Sunday, August 7, 2022

 550. A slide into autocracy

There is much warning against the. external threat of autocracies such as China, Russia, Turkey, Brasil, Saudi Arabia, the Emirates, etc. , but the real threat comes from inside, in an internal slide into autocracy. I see three causes of it.

The first cause is cultural. Citizens have gravitated en masse to a self-centred, hedonistic life style of consumption as a perceived right,. a right not only to an opinion, but also the right to be right, regardless of arguments, on the basis of counterfactual conspiracy theories and fake news, claiming that every opinion is as good as any other. Arguments on the basis of facts and science are branded as part of one’s pet conspiracy. Above all, disastrous for democracy, one has lost the civic duty of contributing to society, and listening to opinions and arguments of people with contrary opinions, and respect them.

A second cause is a systemic failure of unmanageable complexity facing limited budgets and civil service capacity. These are the problems of institutional crowding, and the dilemma of benevolence and justice, which I discussed before, in this blog.

A third cause is the perverse lure of autocratic leadership. Many people are ripe for autocracy, in their admiration of the decisiveness and speed of its decisions, in contrast with the bumbling indecisiveness and problem avoidance and the ineffective to and fro of government and opposition in a parliamentary democracy. The readiness for autocracy is often enhanced by the projected safety and sense of belonging of nationalism. Apparently, people are blind to its loss of free elections and freedom of expression and association.

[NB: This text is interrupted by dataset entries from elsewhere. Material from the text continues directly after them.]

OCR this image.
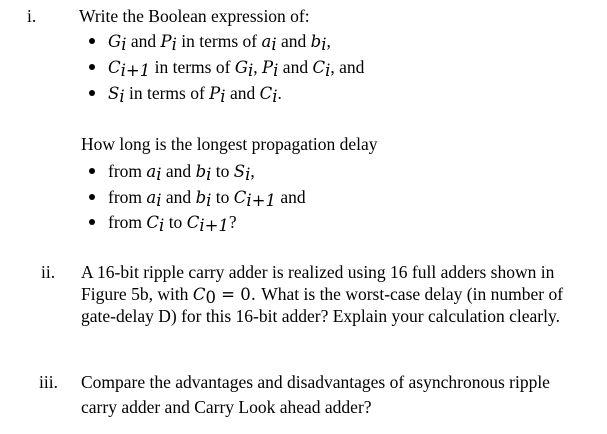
i. Write the Boolean expression of:
$G_i$ and $P_i$ in terms of $a_i$ and $b_i$,
$C_{i+1}$ in terms of $G_i$, $P_i$ and $C_i$, and
$S_i$ in terms of $P_i$ and $C_i$.
How long is the longest propagation delay
from $a_i$ and $b_i$ to $S_i$,
from $a_i$ and $b_i$ to $C_{i+1}$ and
from $C_i$ to $C_{i+1}$?
ii. A 16-bit ripple carry adder is realized using 16 full adders shown in
Figure 5b, with $C_0 = 0$. What is the worst-case delay (in number of
gate-delay D) for this 16-bit adder? Explain your calculation clearly.
iii. Compare the advantages and disadvantages of asynchronous ripple
carry adder and Carry Look ahead adder?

Currently, every measure taken for the sake of society is met with vociferous blocking by interest groups, in the face of their having to accept a fall of prosperity or established ways of life. Think of measures for protection of the environment, with repercussions for farmers and fishers, reduction of traffic, for reducing congestion and emissions, for alomst everone. How many more roads can one build before the whole country is road. A stiff price for CO2 emission will greatly raise prices of airline travel, blocking associated holiday travel. The current congestion of Schiphol airport near Amsterdam hardly deters consumers to fly, and is now leading to court injunctions to maintain, i.e. increase capacity. Scarcity of energy will force people to isolate their homes, which only the well to do can afford. And so on.

One can now object that in the past the progress of knowledge and technology, together with the dynamics of markets, have solved many problems of scarcity and coordination, and will do so again.

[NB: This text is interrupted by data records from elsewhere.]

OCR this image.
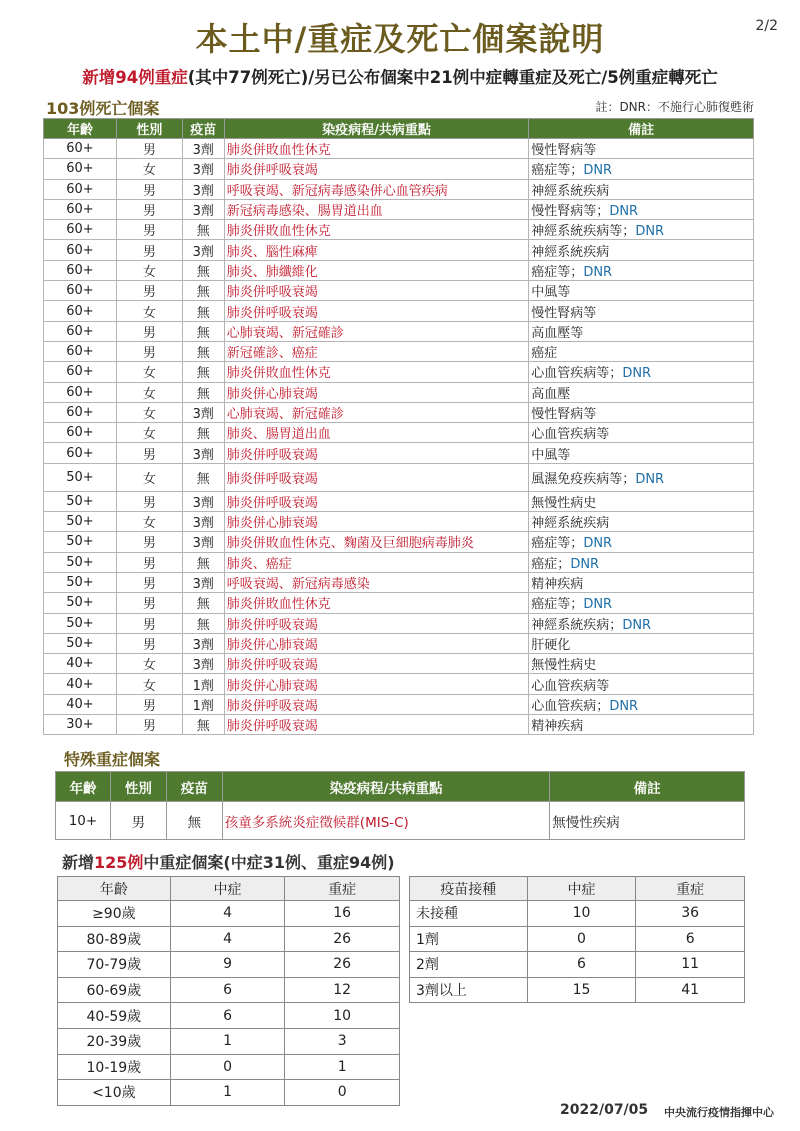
2/2
本土中/重症及死亡個案說明
新增94例重症(其中77例死亡)/另已公布個案中21例中症轉重症及死亡/5例重症轉死亡
103例死亡個案	註：DNR：不施行心肺復甦術
年齡	性別	疫苗	染疫病程/共病重點	備註
60+	男	3劑	肺炎併敗血性休克	慢性腎病等
60+	女	3劑	肺炎併呼吸衰竭	癌症等；DNR
60+	男	3劑	呼吸衰竭、新冠病毒感染併心血管疾病	神經系統疾病
60+	男	3劑	新冠病毒感染、腸胃道出血	慢性腎病等；DNR
60+	男	無	肺炎併敗血性休克	神經系統疾病等；DNR
60+	男	3劑	肺炎、腦性麻痺	神經系統疾病
60+	女	無	肺炎、肺纖維化	癌症等；DNR
60+	男	無	肺炎併呼吸衰竭	中風等
60+	女	無	肺炎併呼吸衰竭	慢性腎病等
60+	男	無	心肺衰竭、新冠確診	高血壓等
60+	男	無	新冠確診、癌症	癌症
60+	女	無	肺炎併敗血性休克	心血管疾病等；DNR
60+	女	無	肺炎併心肺衰竭	高血壓
60+	女	3劑	心肺衰竭、新冠確診	慢性腎病等
60+	女	無	肺炎、腸胃道出血	心血管疾病等
60+	男	3劑	肺炎併呼吸衰竭	中風等
50+	女	無	肺炎併呼吸衰竭	風濕免疫疾病等；DNR
50+	男	3劑	肺炎併呼吸衰竭	無慢性病史
50+	女	3劑	肺炎併心肺衰竭	神經系統疾病
50+	男	3劑	肺炎併敗血性休克、麴菌及巨細胞病毒肺炎	癌症等；DNR
50+	男	無	肺炎、癌症	癌症；DNR
50+	男	3劑	呼吸衰竭、新冠病毒感染	精神疾病
50+	男	無	肺炎併敗血性休克	癌症等；DNR
50+	男	無	肺炎併呼吸衰竭	神經系統疾病；DNR
50+	男	3劑	肺炎併心肺衰竭	肝硬化
40+	女	3劑	肺炎併呼吸衰竭	無慢性病史
40+	女	1劑	肺炎併心肺衰竭	心血管疾病等
40+	男	1劑	肺炎併呼吸衰竭	心血管疾病；DNR
30+	男	無	肺炎併呼吸衰竭	精神疾病
特殊重症個案
年齡	性別	疫苗	染疫病程/共病重點	備註
10+	男	無	孩童多系統炎症徵候群(MIS-C)	無慢性疾病
新增125例中重症個案(中症31例、重症94例)
年齡	中症	重症
≥90歲	4	16
80-89歲	4	26
70-79歲	9	26
60-69歲	6	12
40-59歲	6	10
20-39歲	1	3
10-19歲	0	1
<10歲	1	0
疫苗接種	中症	重症
未接種	10	36
1劑	0	6
2劑	6	11
3劑以上	15	41
2022/07/05 中央流行疫情指揮中心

Will there not be technological fixes to ameliorate the problems? Indeed, the problem is not inevitable, but the solutions one can think of are not primarily technological

A major fix would be to resist the accumulation of wishes citizens claim to have a right to, and to make regulations fewer and simpler, and with that more vulnerable to misuse. Will people accept this, or will discontent rise to the point of uprisings and sabotage? Culture will have to change, in a re-emergence of civic responsibility, in order to make room for policy for the good of society. That is a matter of education and upbringing, which will not happen soon, if ever. Increasingly. measures will have to be imposed on farmers, fishers, car drivers, holidaymakers using air travel, obese people, drug users, and compulsory inoculation against new viruses that will emerge. Since no parliamentary majority will be found for such draconic measures, this will gravitate to an autocracy or junta.

I am not advocating this drift into autocracy, but see it as difficult to stop or divert.